Para complicar a situação, uma das irmãs de Carlos adoece e passa a ser cuidada pela governanta. A família Sousa Costa cria uma enorme dependência em relação à alemã, que começa a se sentir a mãe de todos – papel, aliás, que ela assumirá no final da narrativa. Preocupada em não perder o controle da situação, Fräulein decide acelerar ao máximo o término de sua tarefa. Quer que tudo termine de forma dramática, pois acredita que o trauma amadurece, e combina com Sousa Costa um flagrante.

Os amantes, então, são apanhados no quarto da governanta. O pai dá uma bronca no filho, alertando-o para os riscos de uma gravidez, um casamento forçado e tantos outros problemas. Em seguida, a alemã recebe seus oito contos e parte, deixando Carlos em um luto monstruoso, o que também faz parte de seu crescimento.

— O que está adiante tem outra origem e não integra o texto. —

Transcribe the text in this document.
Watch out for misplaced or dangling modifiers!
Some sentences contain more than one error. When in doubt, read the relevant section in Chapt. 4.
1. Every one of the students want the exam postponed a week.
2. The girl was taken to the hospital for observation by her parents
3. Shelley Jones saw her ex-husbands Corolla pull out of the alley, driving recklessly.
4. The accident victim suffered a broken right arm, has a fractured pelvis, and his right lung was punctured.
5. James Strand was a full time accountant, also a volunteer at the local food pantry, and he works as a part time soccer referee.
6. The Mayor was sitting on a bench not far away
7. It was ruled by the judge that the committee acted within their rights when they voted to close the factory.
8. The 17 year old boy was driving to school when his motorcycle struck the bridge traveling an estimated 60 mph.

Fräulein ainda é flagrada ensinando outro garoto da burguesia de Higienópolis, Luís. Dessa vez ela não sente prazer no serviço, talvez por ainda pensar em Carlos, mas mesmo assim o executa, seduzindo o garoto e abrindo-lhe o caminho para o amor, afinal, essa é a sua profissão. Precisa ser prática e juntar dinheiro para voltar para a Alemanha.

Chega o carnaval. Em meio à folia de rua, Fräulein visualiza Carlos e atira-lhe uma serpentina. O garoto a vê e a cumprimenta formalmente, mas sem dar-lhe muita atenção, parecendo mais preocupado com a moça que agora lhe faz companhia. Nesse momento, Fräulein tem um misto de emoções. Ao mesmo tempo em que o lado prático da alemã tem consciência de que cumpriu sua missão, seu lado sonhador sente-se frustrado.

Após a palavra “fim”, que encerra o romance, o narrador ainda mostra o destino dos protagonistas: Carlos esquece a governanta e aos poucos vai reproduzindo os valores degradados de seus pais, enquanto Fräulein Elza segue a vida ciente de que ajuda os rapazes da burguesia paulistana a se preparar para futuras relações amorosas. A esses garotos a alemã procura transmitir a crença civilizada de amar intransitivamente, ou seja, sem se prender ao objeto do amor (daí o título do livro), para, em um momento posterior, poder amar alguém transitivamente. Ela se vê, então, como a mãe do amor.

Personagens principais:

• Felisberto Sousa Costa: Rico industrial e fazendeiro, é o chefe de uma típica família burguesa paulista dos anos 20. Contrata uma “governanta” para iniciar a vida sexual de seu filho mais velho, Carlos Alberto. É o centro, não afetivo, mas administrativo da casa que mantém.

• D. Laura: Mãe de Carlos e esposa de Sousa Costa, sempre obediente ao marido. É uma senhora da sociedade que mantém todas as aparências de seriedade religiosa e familiar. Concorda com os argumentos sempre convincentes de seu esposo.

• Carlos Alberto: Jovem de 16 anos, é o filho mais velho de Sousa Costa e D. Laura. É o queridinho da família e deverá ser o principal herdeiro do nome, da fortuna e das realizações paternas. Centraliza a narrativa ao lado da governanta alemã, Fräulein Elza.

• Fräulein Elza: Colocada entre as melhores personagens femininas da literatura brasileira, Fräulein, 35 anos, é uma “governanta” alemã. É contratada por Sousa Costa para fazer a iniciação sexual de Carlos, filho mais velho do industrial. Sem muito interesse, também cuida da educação e da instrução das filhas mais novas, ensinando-lhes alemão e piano. Está tentando juntar dinheiro para voltar para a Alemanha, sua terra natal, de onde tem muita saudade.

• Maria Luísa: Irmã de Carlos, tem 12 anos.

• Laurita: Irmã de Carlos, tem 7 anos.

• Aldina: Irmã caçula de Carlos, tem 5 anos.